Daha ne desin, nasıl söylesin, hangi dilde anlatsın?
Görünen o ki hanımefendiler, beyefendiler sadece Maraş’la kurtaramayacağız.. Masaya oturmadan önce Anastasiadis’in “güveninin artması için” pakete “kapalı kent-liman-ortaçağ Magosa’sı” da dahil edilecek..
“Ortaçağ Magosa’sı” lâfı size net olarak 58, brüt olarak da 1571’den bu yana 443 yıldır yapılamadığı halde geçen hafta izin verilen malûm ayini ve törenle kara papaza “takdim edilen” malûm anahtarı hatırlatmadı mı?
Kimler ulan bu “iki toplumlu etkinlik”leri yapan/kışkışlayan zevat? Sıkıyorsa gidip Mutallo’da bir Cuma namazı kılsanız, Baf Kalesi’nin de “sembolik anahtarı”nı alsanıza..
Verirler mi?
Ama anlaşılan o ki ey liman ve surlariçi ahalisi… Ufak ufak sandık, sepetlerinizi hazırlayın..Size yine yol göründü..
“Çapraz müzakereciler” bu defa da beraberce Güney Afrika’ya gitmişler.. Siyahlarla beyazların nasıl “birleştiklerini” inceleyeceklermiş.
Hayatımda bu kadar saçma bir şey duymadım.. Hanginiz kendini siyah kabul ediyor? Kim beyaz?

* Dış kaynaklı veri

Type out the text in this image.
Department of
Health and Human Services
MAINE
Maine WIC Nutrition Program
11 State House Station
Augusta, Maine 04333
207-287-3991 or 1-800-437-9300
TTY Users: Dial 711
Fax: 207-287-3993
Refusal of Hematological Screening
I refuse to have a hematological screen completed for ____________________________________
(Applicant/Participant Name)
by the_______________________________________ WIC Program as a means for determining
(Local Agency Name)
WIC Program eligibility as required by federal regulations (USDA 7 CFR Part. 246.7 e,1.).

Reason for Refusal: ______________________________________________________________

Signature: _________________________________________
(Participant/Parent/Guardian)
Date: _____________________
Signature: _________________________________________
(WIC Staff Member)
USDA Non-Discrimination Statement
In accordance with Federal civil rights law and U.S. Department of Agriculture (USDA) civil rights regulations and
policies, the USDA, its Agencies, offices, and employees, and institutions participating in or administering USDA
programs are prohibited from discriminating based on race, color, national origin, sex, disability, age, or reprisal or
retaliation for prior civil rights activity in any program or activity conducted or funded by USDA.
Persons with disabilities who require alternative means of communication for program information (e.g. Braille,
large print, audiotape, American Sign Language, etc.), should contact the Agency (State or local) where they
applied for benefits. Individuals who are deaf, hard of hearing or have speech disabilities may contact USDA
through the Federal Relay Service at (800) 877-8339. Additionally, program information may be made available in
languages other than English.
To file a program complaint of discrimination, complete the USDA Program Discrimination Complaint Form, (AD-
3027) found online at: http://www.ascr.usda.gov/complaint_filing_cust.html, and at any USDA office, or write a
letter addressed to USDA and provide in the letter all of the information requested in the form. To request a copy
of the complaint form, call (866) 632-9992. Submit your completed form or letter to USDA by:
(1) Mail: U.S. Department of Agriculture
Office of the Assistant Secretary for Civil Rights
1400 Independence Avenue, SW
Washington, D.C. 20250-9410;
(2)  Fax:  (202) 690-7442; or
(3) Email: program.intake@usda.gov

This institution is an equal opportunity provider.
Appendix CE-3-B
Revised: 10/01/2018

Eski Yugoslavya’ya, Kosova, Makedonya, Bosna, Hırvatistan, Çek ve Slovakya’ya, Kırım’a, Rojava’ya, Barzani’ye gitsenize “nasıl ve neden ayrılmak mecburiyetinde kaldıklarını” incelemek için..
İmralı’ya da gidin..
Farkında mısınız ilgili herkes Annan Plânına atıf yapıyor..
Rum çapraz Mavroyannis ne demişti? “2004’teki referandum uzlaşma için kaçmış bir fırsat değildi. Güvenlik, hakkaniyet ve uygulama açılarından Kıbrıs Rum tarafının temel gereksinimlerini karşılamıyordu”.
Bu demektir ki şimdi “daha fazlasını” istiyorlar, Rum tarafının güvenlik-hakkaniyet ve uygulama açısından “temel gereksinimlerini” karşılamak için..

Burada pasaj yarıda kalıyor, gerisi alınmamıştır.